後、上空は結構寒いので人の身だと風邪を引くかもしれない。二重の意味で身を守れて一石二鳥じゃないか。
「あ、あの、恥ずかしいんですが」
「大丈夫だ、この辺りは人っ子一人いない。誰も見ていないぞ」
死体は大量にあるが、これのことを言っているわけでないだろう。
「それよりも、しっかりと捕まってくれないと万が一があるから困るぞ。こっちを向いて私の体に抱ききついてくれ」
頑なにこちらに体を向けてくれないので、こちらから近づく。
「そ、そうじゃなくて……あぁもう、なんでこんなに無防備に……あっ」
「ん?」
「……」
さっきまで抵抗が激しかったが、妙に大人しくなったぞ。
「……大きくなっちゃった」
マスターがポツリと呟く。
「ん? 何か言ったかな?マスター」
「な、なんでもないですっ!それより、やっぱり小脇に抱えてくれればいいです! ま、マスター命令です!」
「むむ、そこまで言われては仕方ないな。ただ、やはり、落ちる可能性があるのでせめてお姫様抱っこを……」
「絶対ダメーっ! そんな体勢だとばれちゃうーっ!」
顔から蒸気が出そうなほど赤くなっているが、マントの中はそんなに暑かったのだろうか。
……まぁ聞こえていたのだが、前も言ったが地獄耳なので。これ以上言及しないのが情けだろう。
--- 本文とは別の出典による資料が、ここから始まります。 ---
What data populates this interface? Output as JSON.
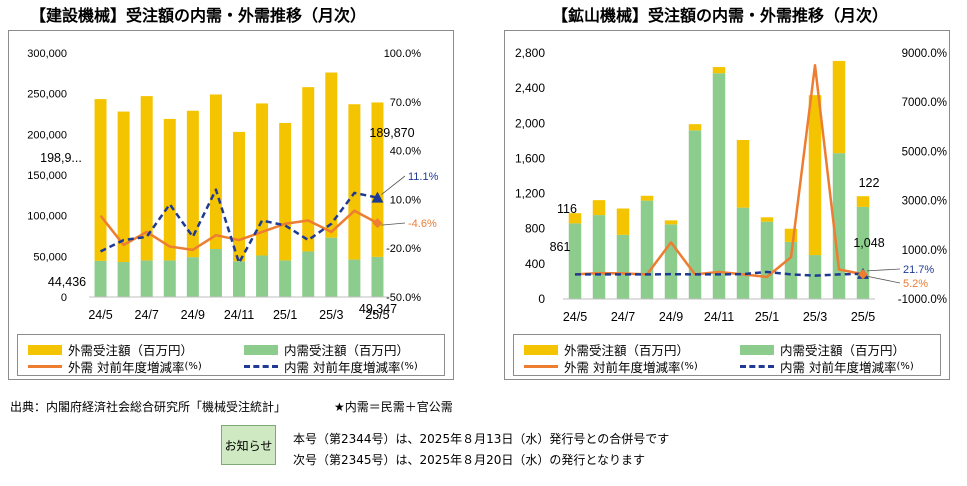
{
  "chart_data": [
    {
      "type": "bar",
      "stacked": true,
      "title": "【建設機械】受注額の内需・外需推移（月次）",
      "categories": [
        "24/5",
        "24/6",
        "24/7",
        "24/8",
        "24/9",
        "24/10",
        "24/11",
        "24/12",
        "25/1",
        "25/2",
        "25/3",
        "25/4",
        "25/5"
      ],
      "x_tick_labels": [
        "24/5",
        "24/7",
        "24/9",
        "24/11",
        "25/1",
        "25/3",
        "25/5"
      ],
      "series": [
        {
          "name": "内需受注額（百万円）",
          "kind": "bar",
          "axis": "left",
          "color": "#8ccc8c",
          "values": [
            44436,
            43000,
            45000,
            45000,
            49000,
            59000,
            44000,
            51000,
            45000,
            56000,
            73000,
            46000,
            49347
          ]
        },
        {
          "name": "外需受注額（百万円）",
          "kind": "bar",
          "axis": "left",
          "color": "#f5c400",
          "values": [
            198900,
            185000,
            202000,
            174000,
            180000,
            190000,
            159000,
            187000,
            169000,
            202000,
            203000,
            191000,
            189870
          ]
        },
        {
          "name": "外需 対前年度増減率",
          "kind": "line",
          "axis": "right",
          "color": "#ed7d31",
          "style": "solid",
          "values": [
            0.0,
            -18.0,
            -10.0,
            -19.0,
            -21.0,
            -12.0,
            -15.0,
            -10.0,
            -5.0,
            -3.0,
            -10.0,
            3.0,
            -4.6
          ]
        },
        {
          "name": "内需 対前年度増減率",
          "kind": "line",
          "axis": "right",
          "color": "#1f3a93",
          "style": "dashed",
          "values": [
            -22.0,
            -15.0,
            -13.0,
            7.0,
            -13.0,
            16.0,
            -29.0,
            -3.0,
            -6.0,
            -15.0,
            -5.0,
            14.0,
            11.1
          ]
        }
      ],
      "left_axis": {
        "min": 0,
        "max": 300000,
        "ticks": [
          "300,000",
          "250,000",
          "200,000",
          "150,000",
          "100,000",
          "50,000",
          "0"
        ]
      },
      "right_axis": {
        "min": -50,
        "max": 100,
        "ticks": [
          "100.0%",
          "70.0%",
          "40.0%",
          "10.0%",
          "-20.0%",
          "-50.0%"
        ]
      },
      "annotations": {
        "first_outer": "198,9...",
        "first_inner": "44,436",
        "last_outer": "189,870",
        "last_inner": "49,347",
        "last_inner_rate": "11.1%",
        "last_outer_rate": "-4.6%"
      }
    },
    {
      "type": "bar",
      "stacked": true,
      "title": "【鉱山機械】受注額の内需・外需推移（月次）",
      "categories": [
        "24/5",
        "24/6",
        "24/7",
        "24/8",
        "24/9",
        "24/10",
        "24/11",
        "24/12",
        "25/1",
        "25/2",
        "25/3",
        "25/4",
        "25/5"
      ],
      "x_tick_labels": [
        "24/5",
        "24/7",
        "24/9",
        "24/11",
        "25/1",
        "25/3",
        "25/5"
      ],
      "series": [
        {
          "name": "内需受注額（百万円）",
          "kind": "bar",
          "axis": "left",
          "color": "#8ccc8c",
          "values": [
            861,
            955,
            730,
            1120,
            850,
            1920,
            2570,
            1040,
            880,
            650,
            500,
            1660,
            1048
          ]
        },
        {
          "name": "外需受注額（百万円）",
          "kind": "bar",
          "axis": "left",
          "color": "#f5c400",
          "values": [
            116,
            170,
            300,
            55,
            45,
            70,
            70,
            770,
            50,
            150,
            1820,
            1050,
            122
          ]
        },
        {
          "name": "外需 対前年度増減率",
          "kind": "line",
          "axis": "right",
          "color": "#ed7d31",
          "style": "solid",
          "values": [
            0,
            50,
            40,
            0,
            1300,
            0,
            100,
            0,
            -100,
            700,
            8500,
            200,
            5.2
          ]
        },
        {
          "name": "内需 対前年度増減率",
          "kind": "line",
          "axis": "right",
          "color": "#1f3a93",
          "style": "dashed",
          "values": [
            0,
            0,
            0,
            0,
            10,
            0,
            0,
            10,
            100,
            0,
            -50,
            0,
            21.7
          ]
        }
      ],
      "left_axis": {
        "min": 0,
        "max": 2800,
        "ticks": [
          "2,800",
          "2,400",
          "2,000",
          "1,600",
          "1,200",
          "800",
          "400",
          "0"
        ]
      },
      "right_axis": {
        "min": -1000,
        "max": 9000,
        "ticks": [
          "9000.0%",
          "7000.0%",
          "5000.0%",
          "3000.0%",
          "1000.0%",
          "-1000.0%"
        ]
      },
      "annotations": {
        "first_outer": "116",
        "first_inner": "861",
        "last_outer": "122",
        "last_inner": "1,048",
        "last_inner_rate": "21.7%",
        "last_outer_rate": "5.2%"
      }
    }
  ],
  "legend": {
    "outer_bar": "外需受注額（百万円）",
    "inner_bar": "内需受注額（百万円）",
    "outer_rate": "外需 対前年度増減率",
    "inner_rate": "内需 対前年度増減率",
    "unit": "(%)"
  },
  "colors": {
    "outer": "#f5c400",
    "inner": "#8ccc8c",
    "outer_rate": "#ed7d31",
    "inner_rate": "#1f3a93",
    "notice_bg": "#cfe9c3"
  },
  "source": {
    "text": "出典：内閣府経済社会総合研究所「機械受注統計」",
    "note": "★内需＝民需＋官公需"
  },
  "notice": {
    "button": "お知らせ",
    "line1": "本号（第2344号）は、2025年８月13日（水）発行号との合併号です",
    "line2": "次号（第2345号）は、2025年８月20日（水）の発行となります"
  }
}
私は欠片も気にしないのだが。まぁ、私だけならマントに穴を開けてまで翼を展開する必要もないだろう。再生に時間かかるし。そんなことを考えながら、翼を広げつつマントを収納した。マスターが勢い良く顔を背けた。
正確な時間は分からないが、だいたい一時間ほどのフライトで街が見える所まで辿り着いた。流石に直接街に乗り込む訳にはいかないからな。ひと目を遮る場所で地面に降りた。
あまり速度を出してもマスターに負担をかけてしまうので遅めに飛ぼうかと思ったが、かといって長時間飛んでいるのも体に悪いので普通に飛んだ。だが道中を空からショートカットしたことも含めてかなりの時間短縮になっただろう。馬車よりは確実に早いはずだ。
「くしゅんっ」
「む、くしゃみか。やっぱりマントで包んだほうが良かったんじゃないか? それとも、私の人肌では暖かさが足りなかったかな」
「い、いえ全然そんなことは……くしゅんっ」
顔を赤くしたり青くしたりと忙しないな。ちなみに流石に小脇に抱えるわけにも行かず、結局私が後ろからしっかりと抱きかかえる案で妥協した。
「とはいえ、体調が悪いなら無理をするのは禁物だぞ。街についたら、一日くらいゆっくりするのもありだ」
「そうですね、街についたら考えてみます。ただ、急がないと集合日時に間に合うか分からないのでまずは街に行きましょう」
むぅ、ままならないものだ。確かに本来馬車で移動する予定の旅程であり、マスターが目を覚ますまでの時間を足すとむしろ遅いくらいかもしれないな。結構な時間のロスになっている。
残念ながら私は怪我は治せても病気を治す魔術は使えないので、風邪を引いていないことを悪魔なりに祈るしか無い。
もうすぐ日没になる。早めに街につかないとな。
生体外装:主人公で言う所の誕生時着ていた服や明星といった生まれつき所持していたもの。
体の一部に含まれ、時間経過で再生するし、緊急時魔力などを消費して急速再生もできる。